Several studies have also suggested a link between eating fast food and depression. A 2012 study by the National Center for Biotechnology Information found eating commercially baked goods and fast food resulted in a 51 percent greater likelihood of developing depression compared to those who ate little to none of these foods. The study also found that a large consumption of fast food was linked to a rise in depression.

Another study found that men and women who consumed a healthy dietary pattern (whole grains, vegetables, fruits, nuts, fish)—compared to a traditionally Western diet (like white potatoes, cheese and meat)—had scores that were inversely associated with PHQ-9 depression scores.

To get a better idea of the exact role diet plays in depression, more research is necessary, but studies such as these do suggest that certain nutrients and dietary patterns may have a preventative role in this condition or, at the very least, to help reduce depressive symptoms.
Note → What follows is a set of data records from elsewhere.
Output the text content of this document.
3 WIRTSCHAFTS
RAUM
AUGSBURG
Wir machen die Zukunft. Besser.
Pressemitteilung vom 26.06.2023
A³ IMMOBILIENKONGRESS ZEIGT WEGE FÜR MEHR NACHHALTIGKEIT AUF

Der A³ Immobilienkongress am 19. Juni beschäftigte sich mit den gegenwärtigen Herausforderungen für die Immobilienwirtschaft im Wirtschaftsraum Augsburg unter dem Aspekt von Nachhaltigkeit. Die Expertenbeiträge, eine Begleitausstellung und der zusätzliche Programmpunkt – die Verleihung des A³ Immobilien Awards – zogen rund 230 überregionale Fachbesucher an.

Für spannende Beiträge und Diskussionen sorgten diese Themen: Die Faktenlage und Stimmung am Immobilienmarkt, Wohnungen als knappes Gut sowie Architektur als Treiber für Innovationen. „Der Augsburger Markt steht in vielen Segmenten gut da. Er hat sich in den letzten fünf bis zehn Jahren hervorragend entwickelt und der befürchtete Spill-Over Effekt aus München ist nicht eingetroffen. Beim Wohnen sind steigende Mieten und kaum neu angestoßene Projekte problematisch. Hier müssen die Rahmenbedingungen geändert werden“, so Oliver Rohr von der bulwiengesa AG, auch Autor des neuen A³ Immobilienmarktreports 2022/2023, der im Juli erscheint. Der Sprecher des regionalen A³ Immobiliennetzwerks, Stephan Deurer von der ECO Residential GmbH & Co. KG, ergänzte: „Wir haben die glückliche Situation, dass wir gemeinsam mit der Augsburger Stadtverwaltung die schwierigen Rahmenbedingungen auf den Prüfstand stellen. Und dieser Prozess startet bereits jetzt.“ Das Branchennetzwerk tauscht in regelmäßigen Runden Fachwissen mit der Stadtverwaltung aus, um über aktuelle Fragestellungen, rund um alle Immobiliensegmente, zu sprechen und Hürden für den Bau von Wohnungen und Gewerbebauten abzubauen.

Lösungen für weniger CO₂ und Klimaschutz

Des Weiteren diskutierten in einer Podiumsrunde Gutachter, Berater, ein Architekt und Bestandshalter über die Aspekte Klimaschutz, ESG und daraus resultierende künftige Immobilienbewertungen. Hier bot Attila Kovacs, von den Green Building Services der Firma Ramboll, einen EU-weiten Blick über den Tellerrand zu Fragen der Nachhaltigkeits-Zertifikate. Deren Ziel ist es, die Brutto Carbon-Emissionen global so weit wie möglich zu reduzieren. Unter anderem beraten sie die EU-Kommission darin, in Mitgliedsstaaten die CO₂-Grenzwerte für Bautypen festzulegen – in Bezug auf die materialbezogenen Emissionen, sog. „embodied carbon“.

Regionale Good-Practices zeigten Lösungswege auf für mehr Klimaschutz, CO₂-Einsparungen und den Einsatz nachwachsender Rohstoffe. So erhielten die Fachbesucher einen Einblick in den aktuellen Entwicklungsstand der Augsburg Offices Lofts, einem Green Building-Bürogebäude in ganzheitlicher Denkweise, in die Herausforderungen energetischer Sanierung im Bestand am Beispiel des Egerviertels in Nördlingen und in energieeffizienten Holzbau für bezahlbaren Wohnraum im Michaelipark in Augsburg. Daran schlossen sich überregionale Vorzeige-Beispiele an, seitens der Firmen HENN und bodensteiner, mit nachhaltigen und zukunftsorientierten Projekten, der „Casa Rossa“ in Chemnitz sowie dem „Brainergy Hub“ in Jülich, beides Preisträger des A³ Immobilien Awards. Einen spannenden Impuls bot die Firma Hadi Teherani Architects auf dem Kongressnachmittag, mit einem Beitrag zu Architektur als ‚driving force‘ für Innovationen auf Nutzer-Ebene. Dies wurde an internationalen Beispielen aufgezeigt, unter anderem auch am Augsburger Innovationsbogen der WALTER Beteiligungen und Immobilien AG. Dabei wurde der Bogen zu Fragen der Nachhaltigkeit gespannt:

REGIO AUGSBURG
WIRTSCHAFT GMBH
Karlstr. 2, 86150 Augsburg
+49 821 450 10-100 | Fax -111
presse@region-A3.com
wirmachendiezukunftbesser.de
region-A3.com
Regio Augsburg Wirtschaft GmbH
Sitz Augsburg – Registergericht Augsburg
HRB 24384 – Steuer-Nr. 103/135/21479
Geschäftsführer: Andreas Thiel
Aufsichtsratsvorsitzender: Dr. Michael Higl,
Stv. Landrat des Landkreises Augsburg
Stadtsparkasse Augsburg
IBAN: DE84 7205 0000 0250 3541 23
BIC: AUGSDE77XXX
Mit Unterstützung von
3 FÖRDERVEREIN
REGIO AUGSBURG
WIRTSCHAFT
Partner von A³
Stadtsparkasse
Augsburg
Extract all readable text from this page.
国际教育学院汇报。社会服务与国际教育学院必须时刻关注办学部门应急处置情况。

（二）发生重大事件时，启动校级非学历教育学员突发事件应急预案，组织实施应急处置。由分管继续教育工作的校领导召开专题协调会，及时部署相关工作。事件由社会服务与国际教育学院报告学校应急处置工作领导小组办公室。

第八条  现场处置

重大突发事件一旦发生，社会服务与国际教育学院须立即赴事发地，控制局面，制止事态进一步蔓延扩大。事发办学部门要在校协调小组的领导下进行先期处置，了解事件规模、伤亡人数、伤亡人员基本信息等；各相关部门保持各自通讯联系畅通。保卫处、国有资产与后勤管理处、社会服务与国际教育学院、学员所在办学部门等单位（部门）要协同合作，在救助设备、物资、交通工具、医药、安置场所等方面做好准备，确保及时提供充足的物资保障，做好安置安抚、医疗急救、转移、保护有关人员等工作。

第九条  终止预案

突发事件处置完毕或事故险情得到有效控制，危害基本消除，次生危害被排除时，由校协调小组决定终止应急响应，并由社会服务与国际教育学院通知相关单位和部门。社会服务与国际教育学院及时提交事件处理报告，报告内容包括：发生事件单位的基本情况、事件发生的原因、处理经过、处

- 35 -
The best advice for everyone, whether suffering from depression or not, is to eat a healthy, well-balanced diet providing all the essential nutrients our bodies need. Even though there is no specific diet for depression, there are certain foods and nutrients that may affect one’s mood.

Folate

Folate is a B vitamin that’s important for brain function. It helps the brain make certain essential compounds, and assists the neurotransmitters that carry messages from one area of the brain to another.

A 2012 study in The American Journal of Psychiatry found that patients with major depressive disorder had a better response to the antidepressants that were used in their treatment when they took a folate supplement as well. This is not to say folate by itself can be used to treat major depressive disorder, but it could be an important vitamin that someone with depression should consume regularly.